Y es finalmente lo que hizo el Supremo: paralizar cautelarmente el voto. El Supremo, además, pidió a la Junta Electoral Central (JEC) que ordenase a la Oficina del Censo Electoral que entregue los expedientes por los que se han inscrito en el censo electoral como consecuencia de la ley de Memoria Democrática (denominada ley de nietos). O sea, revisar los concedidos hasta el momento

La Junta Electoral Central (JEC) accedió ayer al requerimiento del Supremo, aunque con 7 votos a favor y 6 en contra, lo que da idea de la división que suscita este asunto (como todo lo que hace Sánchez).

En el fondo, lo que busca el Supremo es que se cumpla la ley, esto es, que los consulados demuestren que los nacionalizados cumplen con el requisito de ser descendientes de exiliados españoles.
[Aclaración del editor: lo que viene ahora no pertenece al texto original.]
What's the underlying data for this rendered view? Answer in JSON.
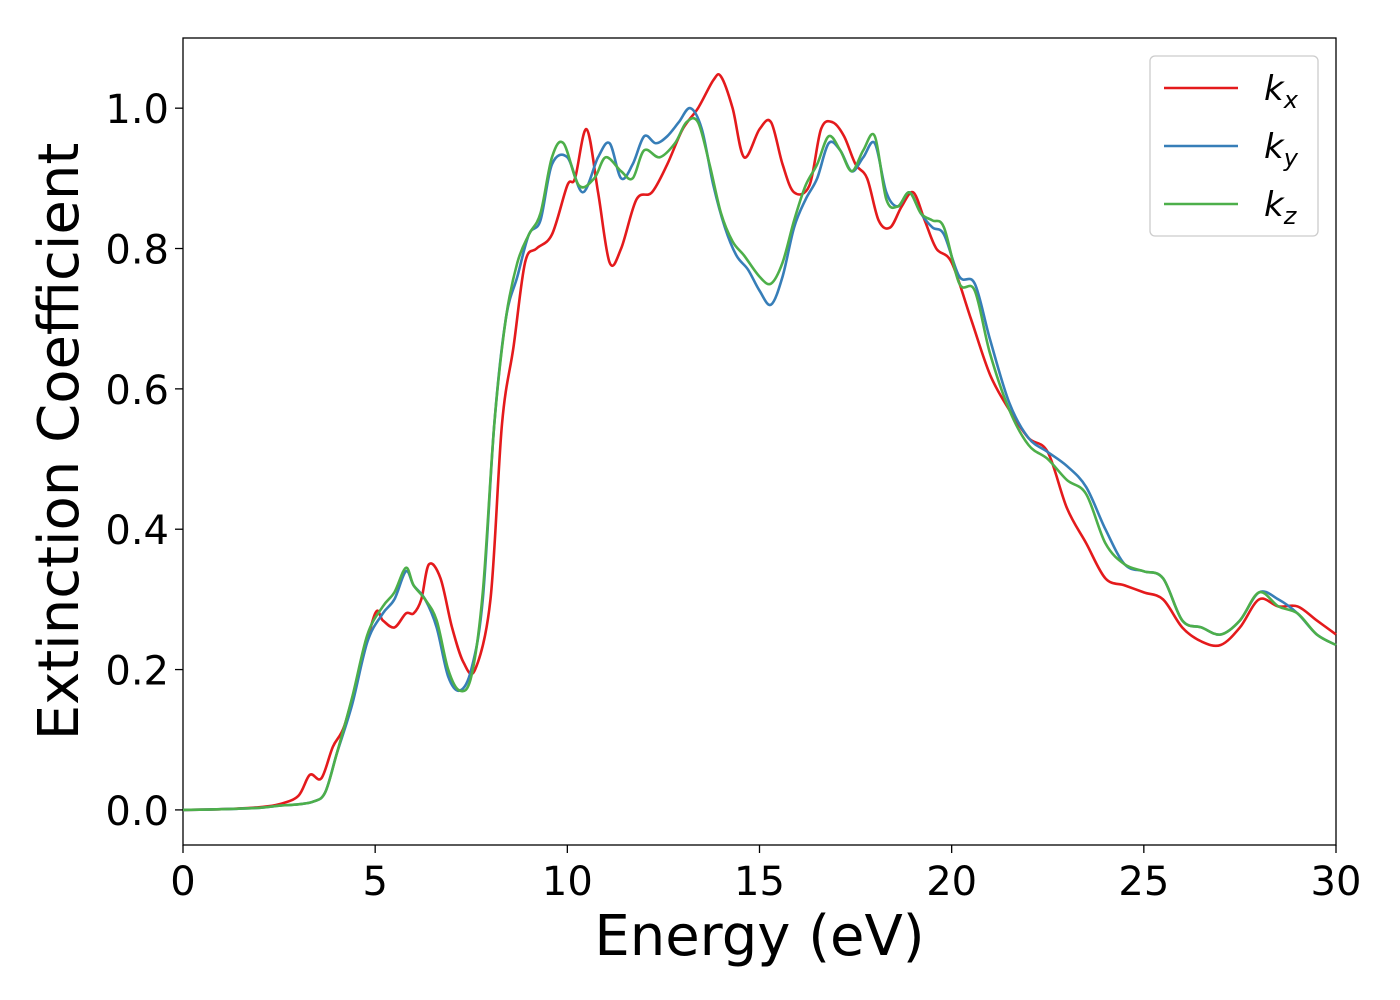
{
  "chart_data": {
    "type": "line",
    "xlabel": "Energy (eV)",
    "ylabel": "Extinction Coefficient",
    "xlim": [
      0,
      30
    ],
    "ylim": [
      -0.05,
      1.1
    ],
    "xticks": [
      0,
      5,
      10,
      15,
      20,
      25,
      30
    ],
    "xtick_labels": [
      "0",
      "5",
      "10",
      "15",
      "20",
      "25",
      "30"
    ],
    "yticks": [
      0.0,
      0.2,
      0.4,
      0.6,
      0.8,
      1.0
    ],
    "ytick_labels": [
      "0.0",
      "0.2",
      "0.4",
      "0.6",
      "0.8",
      "1.0"
    ],
    "grid": false,
    "legend_position": "top-right",
    "series": [
      {
        "name": "k",
        "subscript": "x",
        "color": "#e41a1c",
        "x": [
          0,
          1,
          2,
          2.5,
          3.0,
          3.3,
          3.6,
          3.9,
          4.2,
          4.6,
          5.0,
          5.2,
          5.5,
          5.8,
          6.0,
          6.2,
          6.4,
          6.7,
          7.0,
          7.3,
          7.6,
          8.0,
          8.3,
          8.6,
          8.9,
          9.2,
          9.6,
          10.0,
          10.2,
          10.5,
          10.8,
          11.1,
          11.4,
          11.8,
          12.2,
          12.6,
          13.0,
          13.4,
          13.8,
          14.0,
          14.3,
          14.6,
          15.0,
          15.3,
          15.6,
          15.9,
          16.3,
          16.6,
          16.9,
          17.2,
          17.5,
          17.8,
          18.1,
          18.4,
          18.7,
          19.0,
          19.3,
          19.6,
          20.0,
          20.5,
          21.0,
          21.5,
          22.0,
          22.5,
          23.0,
          23.5,
          24.0,
          24.5,
          25.0,
          25.5,
          26.0,
          26.5,
          27.0,
          27.5,
          28.0,
          28.5,
          29.0,
          29.5,
          30.0
        ],
        "y": [
          0.0,
          0.001,
          0.004,
          0.008,
          0.02,
          0.05,
          0.045,
          0.09,
          0.12,
          0.2,
          0.28,
          0.27,
          0.26,
          0.28,
          0.28,
          0.3,
          0.35,
          0.33,
          0.26,
          0.21,
          0.2,
          0.3,
          0.55,
          0.66,
          0.78,
          0.8,
          0.82,
          0.89,
          0.9,
          0.97,
          0.88,
          0.78,
          0.8,
          0.87,
          0.88,
          0.92,
          0.97,
          1.0,
          1.04,
          1.045,
          1.0,
          0.93,
          0.97,
          0.98,
          0.92,
          0.88,
          0.89,
          0.97,
          0.98,
          0.96,
          0.92,
          0.9,
          0.84,
          0.83,
          0.86,
          0.88,
          0.84,
          0.8,
          0.78,
          0.7,
          0.62,
          0.57,
          0.53,
          0.51,
          0.43,
          0.38,
          0.33,
          0.32,
          0.31,
          0.3,
          0.26,
          0.24,
          0.235,
          0.26,
          0.3,
          0.29,
          0.29,
          0.27,
          0.25
        ]
      },
      {
        "name": "k",
        "subscript": "y",
        "color": "#377eb8",
        "x": [
          0,
          1,
          2,
          2.5,
          3.0,
          3.4,
          3.7,
          4.0,
          4.4,
          4.8,
          5.2,
          5.5,
          5.8,
          6.0,
          6.3,
          6.6,
          6.9,
          7.2,
          7.5,
          7.8,
          8.1,
          8.4,
          8.7,
          9.0,
          9.3,
          9.6,
          10.0,
          10.4,
          10.8,
          11.1,
          11.4,
          11.7,
          12.0,
          12.3,
          12.6,
          12.9,
          13.2,
          13.5,
          13.8,
          14.1,
          14.4,
          14.7,
          15.0,
          15.3,
          15.6,
          15.9,
          16.2,
          16.5,
          16.8,
          17.1,
          17.4,
          17.7,
          18.0,
          18.3,
          18.6,
          18.9,
          19.2,
          19.5,
          19.8,
          20.2,
          20.6,
          21.0,
          21.5,
          22.0,
          22.5,
          23.0,
          23.5,
          24.0,
          24.5,
          25.0,
          25.5,
          26.0,
          26.5,
          27.0,
          27.5,
          28.0,
          28.5,
          29.0,
          29.5,
          30.0
        ],
        "y": [
          0.0,
          0.001,
          0.003,
          0.006,
          0.008,
          0.012,
          0.025,
          0.08,
          0.15,
          0.24,
          0.28,
          0.3,
          0.34,
          0.32,
          0.3,
          0.26,
          0.19,
          0.17,
          0.2,
          0.3,
          0.55,
          0.7,
          0.76,
          0.82,
          0.84,
          0.92,
          0.93,
          0.88,
          0.93,
          0.95,
          0.9,
          0.92,
          0.96,
          0.95,
          0.96,
          0.98,
          1.0,
          0.97,
          0.89,
          0.83,
          0.79,
          0.77,
          0.74,
          0.72,
          0.76,
          0.83,
          0.87,
          0.9,
          0.95,
          0.94,
          0.91,
          0.93,
          0.95,
          0.88,
          0.86,
          0.88,
          0.85,
          0.83,
          0.82,
          0.76,
          0.75,
          0.67,
          0.58,
          0.53,
          0.51,
          0.49,
          0.46,
          0.4,
          0.35,
          0.34,
          0.33,
          0.27,
          0.26,
          0.25,
          0.27,
          0.31,
          0.3,
          0.28,
          0.25,
          0.235
        ]
      },
      {
        "name": "k",
        "subscript": "z",
        "color": "#4daf4a",
        "x": [
          0,
          1,
          2,
          2.5,
          3.0,
          3.4,
          3.7,
          4.0,
          4.4,
          4.8,
          5.2,
          5.5,
          5.8,
          6.0,
          6.3,
          6.6,
          6.9,
          7.2,
          7.5,
          7.8,
          8.1,
          8.4,
          8.7,
          9.0,
          9.3,
          9.6,
          9.9,
          10.3,
          10.7,
          11.0,
          11.4,
          11.7,
          12.0,
          12.4,
          12.8,
          13.1,
          13.4,
          13.7,
          14.0,
          14.3,
          14.6,
          15.0,
          15.3,
          15.6,
          15.9,
          16.2,
          16.5,
          16.8,
          17.1,
          17.4,
          17.7,
          18.0,
          18.3,
          18.6,
          18.9,
          19.2,
          19.5,
          19.8,
          20.2,
          20.6,
          21.0,
          21.5,
          22.0,
          22.5,
          23.0,
          23.5,
          24.0,
          24.5,
          25.0,
          25.5,
          26.0,
          26.5,
          27.0,
          27.5,
          28.0,
          28.5,
          29.0,
          29.5,
          30.0
        ],
        "y": [
          0.0,
          0.001,
          0.003,
          0.006,
          0.008,
          0.012,
          0.025,
          0.08,
          0.16,
          0.25,
          0.29,
          0.31,
          0.345,
          0.32,
          0.3,
          0.27,
          0.2,
          0.17,
          0.19,
          0.31,
          0.55,
          0.7,
          0.78,
          0.82,
          0.85,
          0.93,
          0.95,
          0.89,
          0.9,
          0.93,
          0.91,
          0.9,
          0.94,
          0.93,
          0.95,
          0.98,
          0.98,
          0.92,
          0.85,
          0.81,
          0.79,
          0.76,
          0.75,
          0.78,
          0.84,
          0.89,
          0.92,
          0.96,
          0.94,
          0.91,
          0.94,
          0.96,
          0.87,
          0.86,
          0.88,
          0.85,
          0.84,
          0.83,
          0.75,
          0.74,
          0.65,
          0.57,
          0.52,
          0.5,
          0.47,
          0.45,
          0.38,
          0.35,
          0.34,
          0.33,
          0.27,
          0.26,
          0.25,
          0.27,
          0.31,
          0.29,
          0.28,
          0.25,
          0.235
        ]
      }
    ]
  }
}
Y que se suspendan los efectos electorales de aquellas nacionalizaciones que no puedan demostrar el vínculo con el exilio mientras se resuelve definitivamente el procedimiento (la Sala Tercera del Alto Tribunal aún deberá dictar sentencia sobre este asunto en los próximos meses).

Aunque ello supone un trabajo ingente para la Oficina del Censo Electoral que, según El Español, ha reconocido a la Junta Electoral Central (JEC) que realiza una comprobación meramente "formal" de la declaración de arraigo que dicen tener las nuevas personas nacionalizadas con la circunscripción que eligen para votar.

No obstante, según una información de Libertad Digital, el Sanchismo lo tiene todo controlado: en un nuevo choque con el Supremo (como con el caso de los ERE de Andalucía), el TC que controla Cándido Conde Pumpido podría avalar la Ley de Nietos sanchista -o sea, el voto de los nuevos nacionalizados- avalando a su vez un recurso de amparo (presentado por el Gobierno, por la Abogacía del Estado o incluso por la Fiscalía, que tiene bemoles la copla), contra las medidas cautelares del Supremo para que puedan votar todos los nacionalizados.

Lo que es un auténtico escándalo: porque el procedimiento normal debería ser esperar a que el Supremo dicte sentencia sobre este asunto y entonces, en ese momento, presentar un recurso ante el TC por supuestamente vulnerar, por ejemplo, el derecho al voto de esas personas.

Pero ya sabemos cómo funciona el Sanchismo: trampas, triquiñuelas, etc.

Por cierto que la Abogacía General de la Comunidad de Madrid estaba analizando qué vía procesal podía utilizar la Comunidad para cuestionar la aplicación de los efectos electorales de la Ley de Nietos.

En cualquier caso, que las nacionalizaciones de exiliados españoles buscaban modificar el voto a favor del Sanchismo en unas elecciones generales está fuera de toda duda a tenor de las declaraciones como las del ministro Óscar López, insultando al Tribunal Supremo y calificando su decisión como «un atropello democrático», que proviene de «lobos solitarios» uy de jueces «salvapatrias».

En relación a la paralización cautelar que realizó el Tribunal Supremo , el presidente Pedro Sánchez apuntó ayer en una entrevista: «¿De verdad se puede suspender un derecho esencial de la ciudadanía como el derecho al voto a 400.000 españoles?».

No se puede tener más jeta. Él sabe perfectamente que es una de sus triquiñuelas (como la urna detrás de una cortina en el Congreso del PSOE) para que las elecciones del año 2027 le sean favorables.